As the country begins to fall apart under a military coup, Kambili and Jaja are sent to their aunt, a university professor outside the city, where they discover a life beyond the confines of their father’s authority. Books cram the shelves, curry and nutmeg permeate the air, and their cousins’ laughter rings throughout the house. When they return home, tensions within the family escalate, and Kambili must find the strength to keep her loved ones together.

Purple Hibiscus is an exquisite novel about the emotional turmoil of adolescence, the powerful bonds of family, and the bright promise of freedom.

The Strange Man – Amu Djoleto (1967)

The Strange Man is the story of old Mensa, a respected member of a village community in Ghana.

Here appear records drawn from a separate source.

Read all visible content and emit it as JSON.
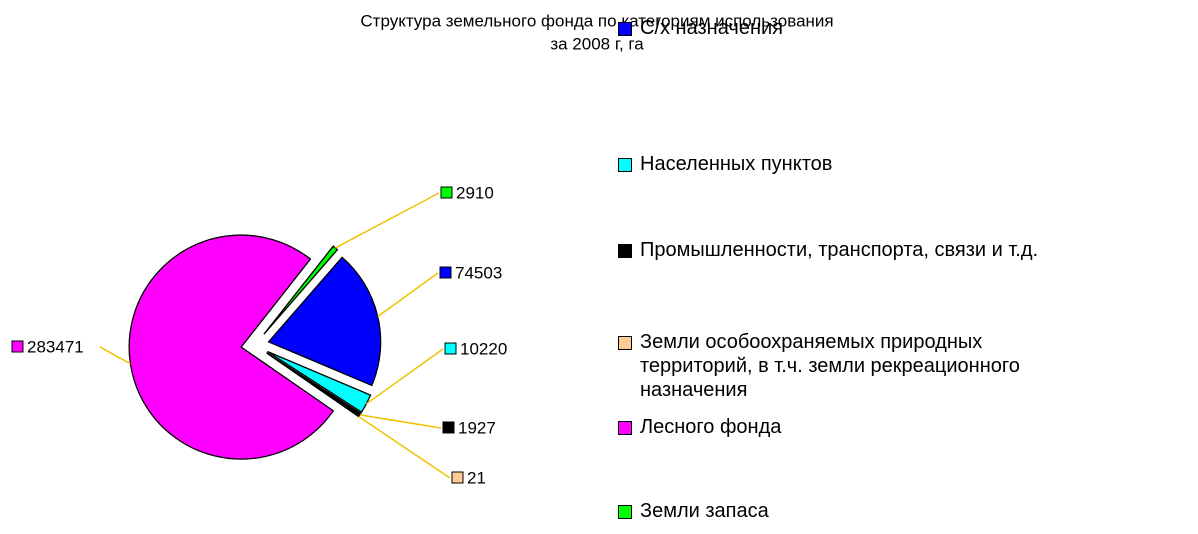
{
  "chart_data": {
    "type": "pie",
    "title": [
      "Структура земельного фонда по категориям использования",
      "за 2008 г, га"
    ],
    "categories": [
      "С/х назначения",
      "Населенных пунктов",
      "Промышленности, транспорта, связи и т.д.",
      "Земли особоохраняемых природных территорий, в т.ч. земли рекреационного назначения",
      "Лесного фонда",
      "Земли запаса"
    ],
    "values": [
      74503,
      10220,
      1927,
      21,
      283471,
      2910
    ],
    "colors": [
      "#0000ff",
      "#00ffff",
      "#000000",
      "#ffcc99",
      "#ff00ff",
      "#00ff00"
    ],
    "legend": "right"
  }
}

A vivid description of his boyhood has many high points of which the catching of a he-goat is the most memorable. Always in trouble, Mensa is sent away to school. Such is the viciousness and corruption at these schools, that Mensa leaves with little regret. Mensa endures his Ghanaian childhood under the shadow of successive tyrannical headmasters. In his maturity he struggles with the trials that village jealousies and his own family lie upon him.

These are some of my personal favorites, there are so many more books out there but who knows, there might be a part two to this list. Thank you for reading!

2 thoughts on “Top 10 African fiction books you need to read in your lifetime

  1. “The land of beautiful nonsense” is a must read. I’ve forgotten her name, the author. A returnee in Ghana who juxtaposes the Ghana lifestyle to the America she returned from.

  2. Ive read most of these books and I’ve got to agree, they’re a must read for anyone, foreigner or African alike. Love the article, keep it up.